Ontmoeting in dromen
De dagen en nachten blijven voorbijgaan, met onze ontmoetingen beperkt tot dromen, waar we vasthouden aan de hoop om op een dag herenigd te worden in een wereld vrij van angst, onderdrukking en onrecht. In deze dromen zie ik ook Raziyah op een dag zijn taak overnemen en het doel nastreven om een egalitaire samenleving te vestigen.
Ik ben een vaste gelover in goddelijke lotsbestemming. En vandaag, op de 35e Kashmir Solidarity Day, een dag waarop mensen over de hele wereld solidariteit betuigen met het Kasjmir-volk, sta ik er zeker van dat dingen zullen veranderen.

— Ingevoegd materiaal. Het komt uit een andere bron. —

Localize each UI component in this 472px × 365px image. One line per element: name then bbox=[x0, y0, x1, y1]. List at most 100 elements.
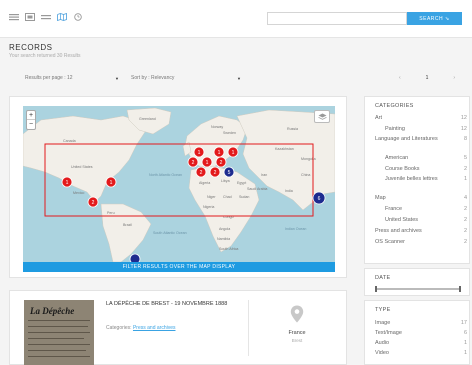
map-cluster-marker[interactable]: 1 bbox=[61, 176, 73, 188]
page-title: RECORDS bbox=[9, 43, 53, 52]
type-facet[interactable]: Text/Image 6 bbox=[375, 330, 467, 336]
world-map: Canada United States Mexico Brazil South… bbox=[23, 107, 335, 262]
category-facet[interactable]: American 5 bbox=[385, 155, 467, 161]
zoom-out-button[interactable]: − bbox=[27, 120, 35, 129]
next-page-button[interactable]: › bbox=[453, 75, 455, 81]
cluster-count: 6 bbox=[318, 196, 321, 202]
search-input[interactable] bbox=[267, 12, 407, 25]
map-label: Brazil bbox=[123, 223, 132, 227]
facet-label: Press and archives bbox=[375, 228, 422, 234]
type-heading: TYPE bbox=[375, 307, 391, 313]
cluster-count: 1 bbox=[110, 180, 113, 186]
map-label: Kazakhstan bbox=[275, 147, 294, 151]
search-button[interactable]: SEARCH ⇘ bbox=[407, 12, 462, 25]
map-label: Namibia bbox=[217, 237, 230, 241]
facet-label: OS Scanner bbox=[375, 239, 405, 245]
category-facet[interactable]: Course Books 2 bbox=[385, 166, 467, 172]
category-facet[interactable]: Art 12 bbox=[375, 115, 467, 121]
category-facet[interactable]: Painting 12 bbox=[385, 126, 467, 132]
facet-label: Image bbox=[375, 320, 391, 326]
view-switcher bbox=[9, 13, 83, 21]
cluster-count: 2 bbox=[192, 160, 195, 166]
map-view-icon[interactable] bbox=[57, 13, 67, 21]
map-cluster-marker[interactable]: 2 bbox=[87, 196, 99, 208]
sort-select[interactable]: Sort by : Relevancy ▼ bbox=[128, 72, 244, 84]
map-label: Algeria bbox=[199, 181, 210, 185]
date-panel: DATE bbox=[364, 268, 470, 296]
map-label: Russia bbox=[287, 127, 298, 131]
gallery-view-icon[interactable] bbox=[25, 13, 35, 21]
facet-count: 4 bbox=[463, 195, 467, 201]
result-title[interactable]: LA DÉPÊCHE DE BREST - 19 NOVEMBRE 1888 bbox=[106, 301, 236, 308]
zoom-in-button[interactable]: + bbox=[27, 111, 35, 120]
map-label: Sudan bbox=[239, 195, 249, 199]
map-label: China bbox=[301, 173, 310, 177]
cluster-count: 1 bbox=[218, 150, 221, 156]
facet-label: Text/Image bbox=[375, 330, 402, 336]
date-range-end-handle[interactable] bbox=[459, 286, 461, 292]
map-cluster-marker[interactable]: 2 bbox=[195, 166, 207, 178]
category-facet[interactable]: United States 2 bbox=[385, 217, 467, 223]
cluster-count: 5 bbox=[228, 170, 231, 176]
current-page: 1 bbox=[425, 75, 429, 81]
map-cluster-marker[interactable] bbox=[129, 253, 141, 262]
map-cluster-marker[interactable]: 5 bbox=[223, 166, 235, 178]
map-label: Indian Ocean bbox=[285, 227, 306, 231]
map-label: North Atlantic Ocean bbox=[149, 173, 182, 177]
type-facet[interactable]: Video 1 bbox=[375, 350, 467, 356]
map-cluster-marker[interactable]: 1 bbox=[227, 146, 239, 158]
map-cluster-marker[interactable]: 1 bbox=[193, 146, 205, 158]
cluster-count: 2 bbox=[200, 170, 203, 176]
filter-map-button[interactable]: FILTER RESULTS OVER THE MAP DISPLAY bbox=[23, 262, 335, 272]
results-per-page-select[interactable]: Results per page : 12 ▼ bbox=[22, 72, 122, 84]
map-cluster-marker[interactable]: 1 bbox=[213, 146, 225, 158]
timeline-view-icon[interactable] bbox=[73, 13, 83, 21]
category-facet[interactable]: OS Scanner 2 bbox=[375, 239, 467, 245]
results-map[interactable]: Canada United States Mexico Brazil South… bbox=[23, 106, 335, 262]
prev-page-button[interactable]: ‹ bbox=[399, 75, 401, 81]
date-range-track bbox=[375, 288, 461, 290]
map-label: Libya bbox=[221, 179, 230, 183]
facet-label: Map bbox=[375, 195, 386, 201]
map-cluster-marker[interactable]: 1 bbox=[201, 156, 213, 168]
category-facet[interactable]: Press and archives 2 bbox=[375, 228, 467, 234]
location-pin-icon bbox=[290, 305, 304, 323]
list-view-icon[interactable] bbox=[9, 13, 19, 21]
facet-count: 12 bbox=[460, 126, 467, 132]
map-label: South Atlantic Ocean bbox=[153, 231, 187, 235]
result-card[interactable]: La Dépêche LA DÉPÊCHE DE BREST - 19 NOVE… bbox=[9, 290, 347, 365]
cluster-count: 1 bbox=[198, 150, 201, 156]
result-thumbnail[interactable]: La Dépêche bbox=[24, 300, 94, 365]
map-label: Saudi Arabia bbox=[247, 187, 267, 191]
map-cluster-marker[interactable]: 6 bbox=[312, 191, 326, 205]
layers-button[interactable] bbox=[314, 110, 330, 123]
facet-count: 1 bbox=[463, 350, 467, 356]
map-cluster-marker[interactable]: 2 bbox=[215, 156, 227, 168]
type-facet[interactable]: Audio 1 bbox=[375, 340, 467, 346]
map-label: United States bbox=[71, 165, 93, 169]
category-facet[interactable]: Language and Literatures 8 bbox=[375, 136, 467, 142]
category-facet[interactable]: France 2 bbox=[385, 206, 467, 212]
category-facet[interactable]: Juvenile belles lettres 1 bbox=[385, 176, 467, 182]
location-country: France bbox=[288, 330, 306, 336]
category-link[interactable]: Press and archives bbox=[133, 325, 176, 331]
layers-icon bbox=[317, 113, 327, 120]
type-facet[interactable]: Image 17 bbox=[375, 320, 467, 326]
category-facet[interactable]: Map 4 bbox=[375, 195, 467, 201]
facet-count: 8 bbox=[463, 136, 467, 142]
date-range-start-handle[interactable] bbox=[375, 286, 377, 292]
pagination: ‹ 1 › bbox=[393, 72, 461, 84]
map-label: Greenland bbox=[139, 117, 156, 121]
map-cluster-marker[interactable]: 2 bbox=[209, 166, 221, 178]
map-cluster-marker[interactable]: 1 bbox=[105, 176, 117, 188]
map-label: Mexico bbox=[73, 191, 84, 195]
divider bbox=[248, 300, 249, 356]
map-label: Peru bbox=[107, 211, 115, 215]
compact-view-icon[interactable] bbox=[41, 13, 51, 21]
facet-count: 17 bbox=[460, 320, 467, 326]
map-label: Sweden bbox=[223, 131, 236, 135]
map-cluster-marker[interactable]: 2 bbox=[187, 156, 199, 168]
facet-count: 12 bbox=[460, 115, 467, 121]
cluster-count: 1 bbox=[66, 180, 69, 186]
result-categories: Categories: Press and archives bbox=[106, 325, 176, 331]
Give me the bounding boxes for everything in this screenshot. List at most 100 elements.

Ik weet zeker dat de dag snel zal komen waarop ik niet langer een alleenstaande moeder zal zijn, ik niet langer mijn huishouden, mijn dochter en de politieke strijd voor de vrijlating van mijn man zal moeten runnen, ik niet langer onderworpen zal zijn aan stigma's die een alleenstaande onafhankelijke vrouw worden toegeschreven, zelfs in de 21e eeuw, ik niet langer verstoken zal zijn van een schouder om op te huilen in momenten van pijn en verdriet zoals het overlijden van mijn moeder, en ik niet langer onvruchtbaar zal zijn.
De zon zal weer schijnen op Yasin, en God Willen ook op vele andere Kasjmiri's die onderdrukking ondergaan alleen omdat ze hun recht op zelfbeschikking eisen.